È comprensibile che il cittadino medio sia esposto ad una certa confusione davanti ad uno stato di cose straordinarie e necessiti, pertanto, di indicazioni chiare e univoche. Il contributo dell’esperto Adriano Pischetola pubblicato sul sito Città Nuova cerca di andare incontro a tale esigenza.

Non si possono dimenticare, tuttavia, i casi di coloro che, pur conoscendo le prescrizioni, continuano a non rispettare le regole dettate per l’incolumità della salute pubblica. Sempre di più emerge il paragone con il diverso modello di rigida segregazione imposto a Wuahn, in Cina, luogo probabile della prima contaminazione umana del Covid 19.

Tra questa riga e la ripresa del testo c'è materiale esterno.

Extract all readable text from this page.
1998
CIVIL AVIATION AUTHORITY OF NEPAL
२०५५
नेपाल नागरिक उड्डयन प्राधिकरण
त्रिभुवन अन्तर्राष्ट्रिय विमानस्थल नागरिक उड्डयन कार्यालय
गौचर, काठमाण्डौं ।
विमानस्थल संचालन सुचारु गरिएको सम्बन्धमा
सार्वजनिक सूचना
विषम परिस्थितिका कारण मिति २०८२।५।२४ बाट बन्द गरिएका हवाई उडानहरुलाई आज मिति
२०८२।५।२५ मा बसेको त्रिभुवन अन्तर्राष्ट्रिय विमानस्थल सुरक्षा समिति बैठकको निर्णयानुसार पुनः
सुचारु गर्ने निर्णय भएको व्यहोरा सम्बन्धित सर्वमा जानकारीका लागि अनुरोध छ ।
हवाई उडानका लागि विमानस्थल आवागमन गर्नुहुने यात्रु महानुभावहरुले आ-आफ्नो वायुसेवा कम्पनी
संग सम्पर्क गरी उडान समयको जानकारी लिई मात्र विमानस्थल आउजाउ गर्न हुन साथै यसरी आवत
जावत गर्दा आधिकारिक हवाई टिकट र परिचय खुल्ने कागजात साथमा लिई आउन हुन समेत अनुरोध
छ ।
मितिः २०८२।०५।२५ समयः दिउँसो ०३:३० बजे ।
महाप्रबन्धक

Il numero crescente dei contagiati pone in evidenza la difficoltà di un Paese democratico, pur dotato ancora di un ottimo servizio sanitario, di disporre di strumenti efficaci di controllo della popolazione. Il ministro della Sanità Roberto Speranza promette il “pugno duro” mentre Il ministro dell’Interno Luciana Lamorgese ha adottato la direttiva ai prefetti per l’attuazione dei controlli nelle “aree a contenimento rafforzato”.

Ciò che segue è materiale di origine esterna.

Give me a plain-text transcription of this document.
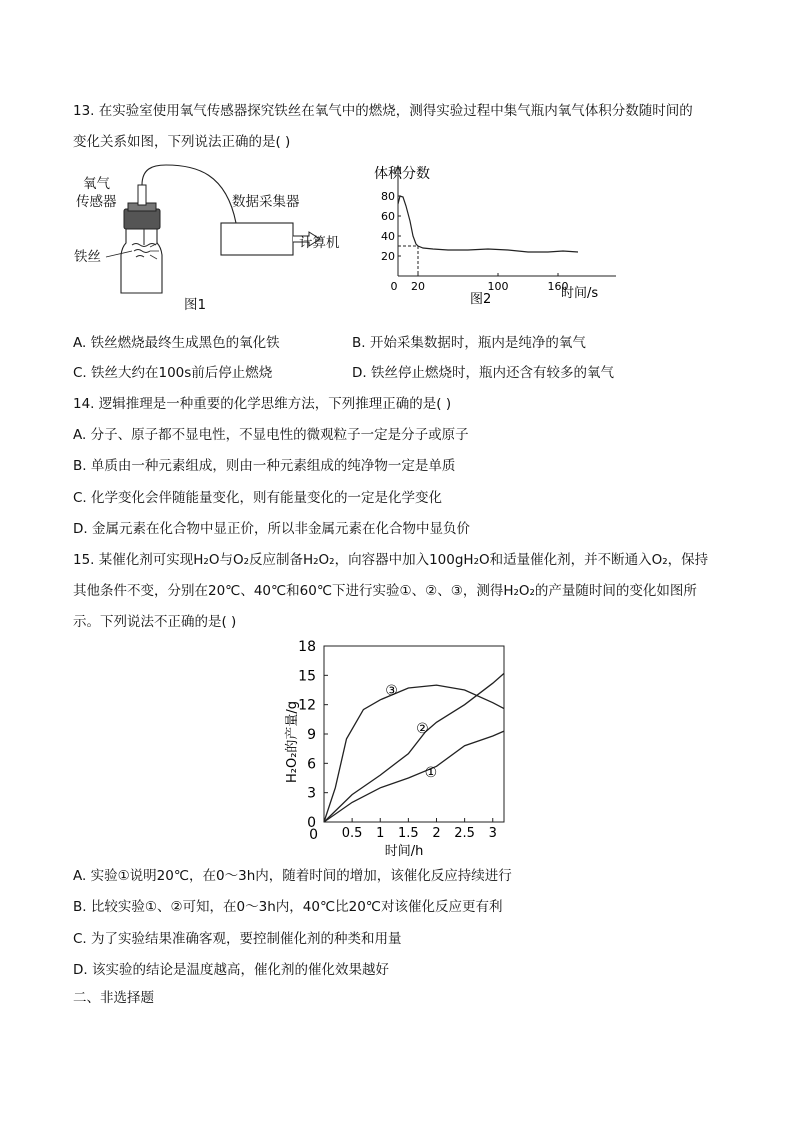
13. 在实验室使用氧气传感器探究铁丝在氧气中的燃烧，测得实验过程中集气瓶内氧气体积分数随时间的
变化关系如图，下列说法正确的是( )
氧气
传感器	数据采集器
计算机
铁丝
图1
体积分数
时间/s
20
40
60
80
0 20	100	160
图2
A. 铁丝燃烧最终生成黑色的氧化铁	B. 开始采集数据时，瓶内是纯净的氧气
C. 铁丝大约在100s前后停止燃烧	D. 铁丝停止燃烧时，瓶内还含有较多的氧气
14. 逻辑推理是一种重要的化学思维方法，下列推理正确的是( )
A. 分子、原子都不显电性，不显电性的微观粒子一定是分子或原子
B. 单质由一种元素组成，则由一种元素组成的纯净物一定是单质
C. 化学变化会伴随能量变化，则有能量变化的一定是化学变化
D. 金属元素在化合物中显正价，所以非金属元素在化合物中显负价
15. 某催化剂可实现H₂O与O₂反应制备H₂O₂，向容器中加入100gH₂O和适量催化剂，并不断通入O₂，保持
其他条件不变，分别在20℃、40℃和60℃下进行实验①、②、③，测得H₂O₂的产量随时间的变化如图所
示。下列说法不正确的是( )
0
3
6
9
12
15
18
0.5 1 1.5 2 2.5 3
0
时间/h
H₂O₂的产量/g	①
②
③
A. 实验①说明20℃，在0～3h内，随着时间的增加，该催化反应持续进行
B. 比较实验①、②可知，在0～3h内，40℃比20℃对该催化反应更有利
C. 为了实验结果准确客观，要控制催化剂的种类和用量
D. 该实验的结论是温度越高，催化剂的催化效果越好
二、非选择题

L’ultimo comunicato (8 marzo 2020) del capo della Protezione civile, Angelo Borrelli, riporta il numero di «6.387 pazienti contagiati: di questi 2.180 sono in isolamento domiciliare, 3.557 sono ricoverati con sintomi, 650 sono in terapia intensiva o subintensiva». Il numero dei pazienti risultati positivi al virus è cresciuto di 1.326 in un giorno: tra questi già troviamo, ad esempio, il segretario del Pd Nicola Zingaretti, il governatore del Piemonte Alberto Cirio e il capo di stato maggiore generale Salvatore Farina.

Si annuncia un piano di acquisto di 22 milioni di mascherine chirurgiche dal 12 marzo al 30 aprile. È stato annunciato anche un piano straordinario di assunzioni del personale sanitario.

Siamo davanti alla punta di un iceberg del piano di investimenti indispensabili per un Paese che deve affrontare le conseguenze di una inevitabile recessione economica. Le misure di bilancio, che verranno discusse mercoledì 11 marzo in Parlamento, saranno tutte incentrate sul rapporto con i vertici dell’Ue.

Secondo l’economista Gustavo Piga, dell’Università di Roma Tor Vergata, l’Italia dovrebbe seguire l’esempio degli Usa di Roosevelt durante la crisi del 1929 con investimenti pubblici massicci fino a quando non si invertirà la tendenza. Perché, come diceva quel presidente statunitense, «l’unica paura di cui dobbiamo avere paura è la paura stessa».